OpenAI presents IndQA, a new benchmark designed to measure how much AI models understand questions that actually matter in India: culture, history, food and everyday life, written in native languages. Why does this matter to you? Because most people in the world don’t have English as their main language, and current tests don’t capture those local nuances.
What IndQA is and why it exists
IndQA is a set of 2,278 questions written in 12 Indian languages and organized into 10 cultural domains. The goal isn’t to check if a model translates a sentence well, but whether it reasons and understands cultural context: can it explain a local historical reference, tell apart regional food variants, or answer about religious practices with sensitivity?

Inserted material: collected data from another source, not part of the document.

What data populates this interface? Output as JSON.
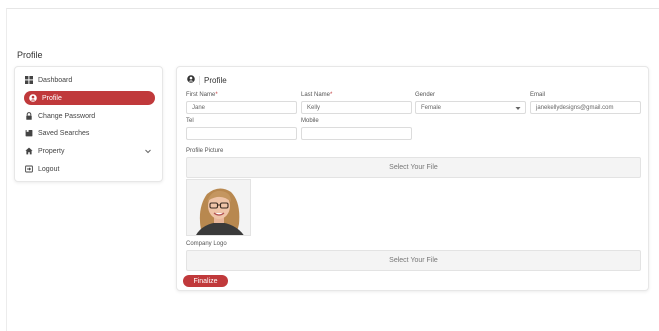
{
  "page": {
    "title": "Profile"
  },
  "sidebar": {
    "items": [
      {
        "label": "Dashboard",
        "icon": "dashboard-icon"
      },
      {
        "label": "Profile",
        "icon": "user-circle-icon",
        "active": true
      },
      {
        "label": "Change Password",
        "icon": "lock-icon"
      },
      {
        "label": "Saved Searches",
        "icon": "bookmark-icon"
      },
      {
        "label": "Property",
        "icon": "home-icon",
        "has_submenu": true
      },
      {
        "label": "Logout",
        "icon": "logout-icon"
      }
    ]
  },
  "card": {
    "title": "Profile",
    "fields": {
      "first_name": {
        "label": "First Name",
        "required": "*",
        "value": "Jane"
      },
      "last_name": {
        "label": "Last Name",
        "required": "*",
        "value": "Kelly"
      },
      "gender": {
        "label": "Gender",
        "value": "Female"
      },
      "email": {
        "label": "Email",
        "value": "janekellydesigns@gmail.com"
      },
      "tel": {
        "label": "Tel",
        "value": ""
      },
      "mobile": {
        "label": "Mobile",
        "value": ""
      }
    },
    "profile_picture": {
      "label": "Profile Picture",
      "dropzone": "Select Your File"
    },
    "company_logo": {
      "label": "Company Logo",
      "dropzone": "Select Your File"
    },
    "finalize_label": "Finalize"
  },
  "colors": {
    "accent": "#c0393b"
  }
}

India is a logical place to start: nearly a billion people don’t use English as their primary language, there are 22 official languages and several with tens of millions of speakers. Also, ChatGPT has a large user base there, so improvements here have real-world impact.
How IndQA was built
- 261 native experts from India participated: journalists, linguists, historians, artists, curators and more. Each question was written by specialists in their area.
 - The questions cover domains such as Architecture and Design, Arts and Culture, Everyday Life, Food, History, Law and Ethics, Literature and Linguistics, Media and Entertainment, Religion and Sports.
 - Languages included: Bengali, English, Hindi, Hinglish, Kannada, Marathi, Odia, Telugu, Gujarati, Malayalam, Punjabi and Tamil. Hinglish was added explicitly because code-switching is so common.
 - Each item includes: the prompt in the native language, an English translation for auditing, scoring criteria and an expert-expected ideal answer.
 
Important: the questions aren’t simple multiple choice. They’re tasks with evaluation criteria, like an essay rubric, to capture nuance and reasoning.
Evaluation methodology
Scoring uses detailed criteria written by the experts. Each criterion has a weighted value and an evaluator model checks whether the response meets it. The final result is the sum of points obtained over the total possible.
Key steps:
- Questions created by native experts with peer review.
 - Adversarial filtering: questions were tested against OpenAI’s strongest models at the time (for example 
GPT-4o,OpenAI o3,GPT-4.5and partiallyGPT-5). Only questions that most of those models didn’t answer satisfactorily were kept. That preserves space to measure future progress. - Rubrics and ideal answers accompany each question for transparency.
 
What IndQA shows about model performance
With IndQA, OpenAI observes significant improvements in its models on Indian languages over recent years, but also admits there’s still a lot to do. There’s a key caveat: because the questions were selected precisely because the best models failed at them, the selection is adversarial and can bias comparisons between models from different teams.
So IndQA shouldn’t be taken as a direct leaderboard between languages. Its main purpose is to measure improvement within a family of models or configurations over time, and to reveal where cultural and linguistic gaps persist.
Human examples behind the benchmark
The 261 authors include diverse profiles: an award-winning Telugu actor and screenwriter, Marathi journalists, a Kannada lexicographer, an international chess grandmaster, Tamil writers and poets, Punjabi composers, Gujarati curators, Malayalam poets and professors of history and architecture specialized in regional heritage.
That range ensures the questions touch real, local matters: from variants of a regional dish to interpretations of an inscription or the meaning of an architectural tradition. Think of it like asking someone not just what a recipe is, but how it changes from one village to the next — a detail that matters in everyday life.
And now what? Impact and future
IndQA opens a practical path for researchers and developers to create similar benchmarks in other countries and languages. Questions with deep cultural context help models do more than translate — they help models understand and respond with local relevance.
If you work in AI, language or culture, consider this an invitation: building evaluations with local experts may be the best way to spot real failures and set clear improvement goals. If you use models in multilingual markets, IndQA gives you a reference on where to start measuring quality.
It’s good news that AI teams are starting to look beyond English. There’s still a long way to go, but benchmarks like IndQA turn fuzzy problems into concrete, measurable goals.